Argentine President Cristina Fernández de Kirchner had already moved the midterm legislative elections up four months to June 28 to avert even greater political damage to herself and her Peronist party in a worsening economy. Now, her government’s handling of the fever crisis has emerged as a potentially damaging campaign issue.

In the midst of their heated clash, both the government and the opposition have been criticized for exploiting the dengue epidemic for political gain. Fernández has been accused of downplaying the severity of the outbreak, resisting opposition pressure to declare a national health emergency. Meanwhile, some say the opposition is more focused on pointing fingers than finding a solution, failing to recognize government efforts after a slow start. As the author Mempo Giardinelli wrote in Argentina’s left-leaning daily Página/12 on April 30, both sides are guilty of “prioritizing the elections over the health of the population.”
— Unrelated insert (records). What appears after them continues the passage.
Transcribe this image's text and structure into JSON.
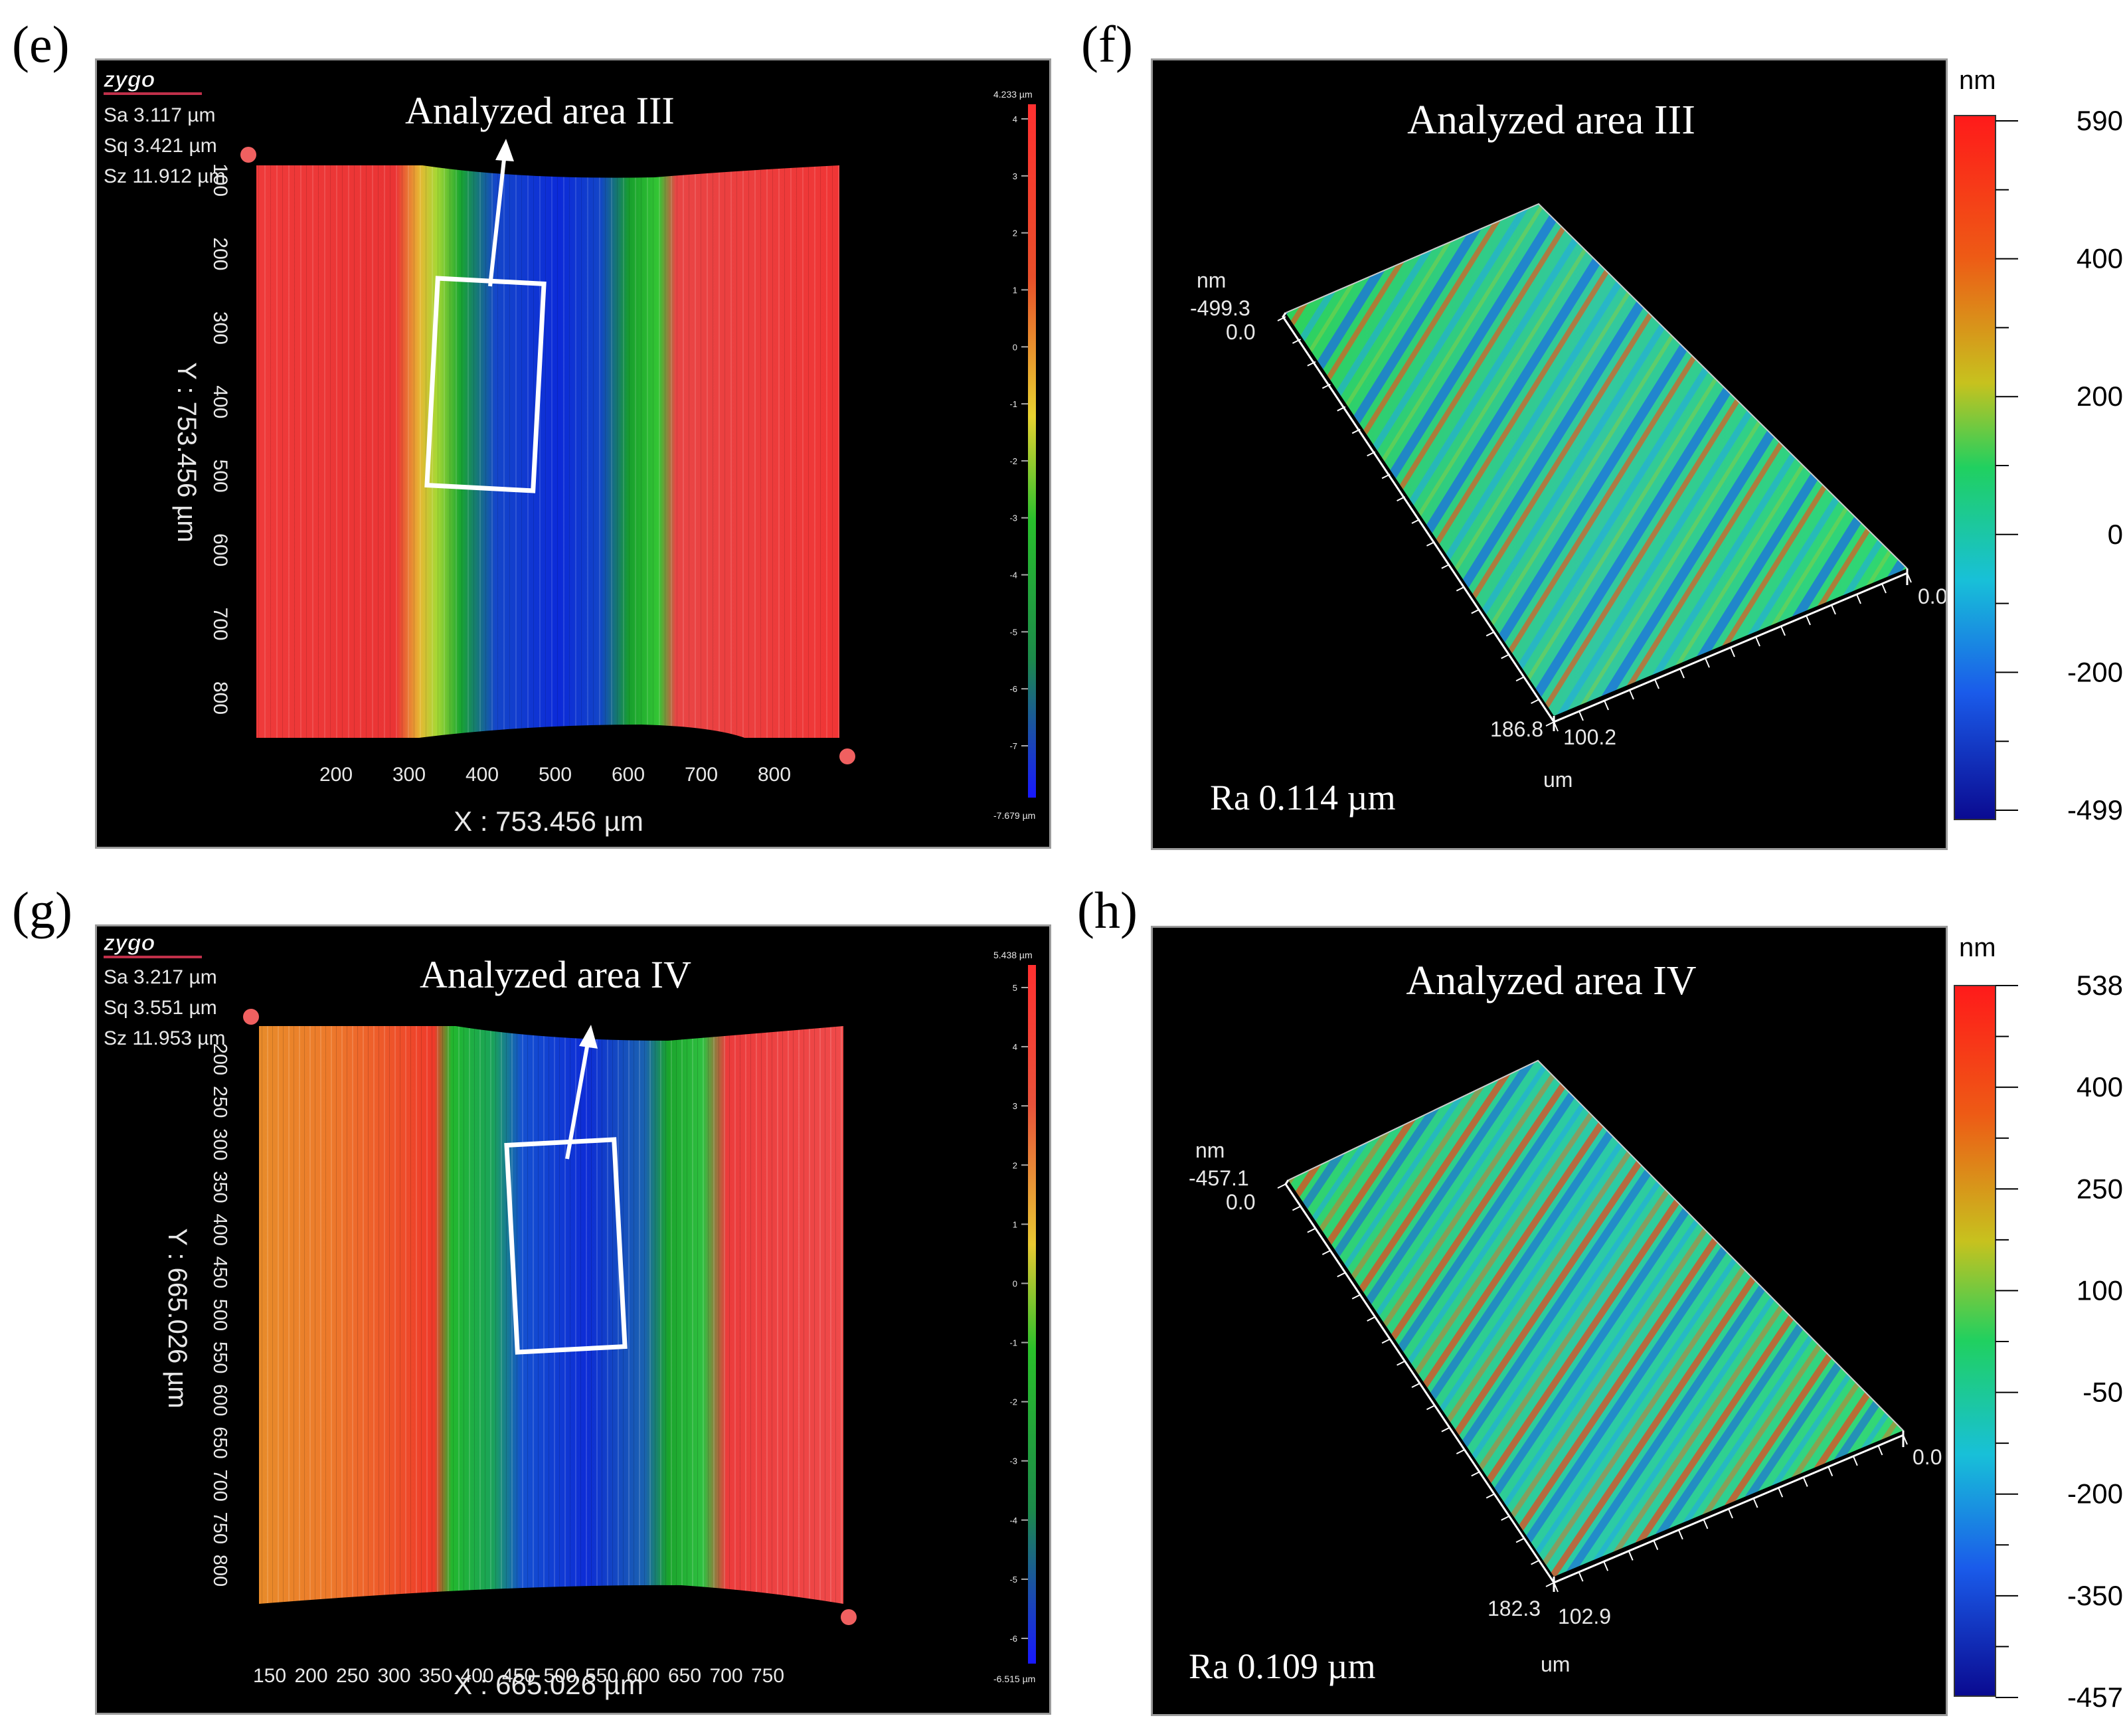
{
  "panels": {
    "e": {
      "label": "(e)",
      "logo": "zygo",
      "stats": [
        {
          "name": "Sa",
          "value": "3.117",
          "unit": "µm"
        },
        {
          "name": "Sq",
          "value": "3.421",
          "unit": "µm"
        },
        {
          "name": "Sz",
          "value": "11.912",
          "unit": "µm"
        }
      ],
      "annotation": "Analyzed area III",
      "y_axis_label": "Y : 753.456 µm",
      "x_axis_label": "X : 753.456 µm",
      "x_ticks": [
        "200",
        "300",
        "400",
        "500",
        "600",
        "700",
        "800"
      ],
      "y_ticks": [
        "100",
        "200",
        "300",
        "400",
        "500",
        "600",
        "700",
        "800"
      ],
      "scale_max": "4.233 µm",
      "scale_min": "-7.679 µm",
      "scale_ticks": [
        "4",
        "3",
        "2",
        "1",
        "0",
        "-1",
        "-2",
        "-3",
        "-4",
        "-5",
        "-6",
        "-7"
      ]
    },
    "f": {
      "label": "(f)",
      "title": "Analyzed area III",
      "z_unit": "nm",
      "z_top": "-499.3",
      "z_zero": "0.0",
      "x_end": "0.0",
      "y_a": "186.8",
      "y_b": "100.2",
      "lateral_unit": "um",
      "ra_text": "Ra  0.114 µm",
      "colorbar_unit": "nm",
      "colorbar_ticks": [
        "590",
        "400",
        "200",
        "0",
        "-200",
        "-499"
      ]
    },
    "g": {
      "label": "(g)",
      "logo": "zygo",
      "stats": [
        {
          "name": "Sa",
          "value": "3.217",
          "unit": "µm"
        },
        {
          "name": "Sq",
          "value": "3.551",
          "unit": "µm"
        },
        {
          "name": "Sz",
          "value": "11.953",
          "unit": "µm"
        }
      ],
      "annotation": "Analyzed area IV",
      "y_axis_label": "Y : 665.026 µm",
      "x_axis_label": "X : 665.026 µm",
      "x_ticks": [
        "150",
        "200",
        "250",
        "300",
        "350",
        "400",
        "450",
        "500",
        "550",
        "600",
        "650",
        "700",
        "750"
      ],
      "y_ticks": [
        "200",
        "250",
        "300",
        "350",
        "400",
        "450",
        "500",
        "550",
        "600",
        "650",
        "700",
        "750",
        "800"
      ],
      "scale_max": "5.438 µm",
      "scale_min": "-6.515 µm",
      "scale_ticks": [
        "5",
        "4",
        "3",
        "2",
        "1",
        "0",
        "-1",
        "-2",
        "-3",
        "-4",
        "-5",
        "-6"
      ]
    },
    "h": {
      "label": "(h)",
      "title": "Analyzed area IV",
      "z_unit": "nm",
      "z_top": "-457.1",
      "z_zero": "0.0",
      "x_end": "0.0",
      "y_a": "182.3",
      "y_b": "102.9",
      "lateral_unit": "um",
      "ra_text": "Ra  0.109 µm",
      "colorbar_unit": "nm",
      "colorbar_ticks": [
        "538",
        "400",
        "250",
        "100",
        "-50",
        "-200",
        "-350",
        "-457"
      ]
    }
  }
}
Although they responded aggressively to prepare for the possibility of swine flu infection, Argentine officials did not immediately take sufficient measures to deal with the homegrown plague. The problem exposes serious deficiencies in the country’s healthcare system — another example of often precarious public services throughout Latin America.

Preventive measures aside, it is essential at least to have accurate and credible data on the status of the epidemic. Because the Fernández administration’s statistics on inflation and other economic indicators are widely seen as underreported relative to rising prices, people are similarly suspicious of government figures related to the spread of dengue cases.

The handling of the dengue outbreak is emblematic of deeper governance and institutional weaknesses, particularly poor coordination and relations between provincial and federal governments. In just two years, the once unassailable public support for Fernández and her husband, former President Néstor Kirchner, has plummeted from about 70 percent to 35 percent. Polls indicate that growing insecurity in urban areas is the top public concern, while the perception of manipulated inflation figures and official corruption also stand out in this distressed economic environment.

Fernández is looking forward to the start of the Argentine winter on June 21, as the cold weather should help contain the fever. But she is most likely apprehensive about the critical elections a week later, when her government could possibly lose its current majority in the legislature. Whatever the outcome, the dengue epidemic has already helped put the country’s deepening governance difficulties in even sharper relief.

Michael Shifter is vice president for policy at Inter-American Dialogue and adjunct professor of Latin American studies at Georgetown University’s School of Foreign Service.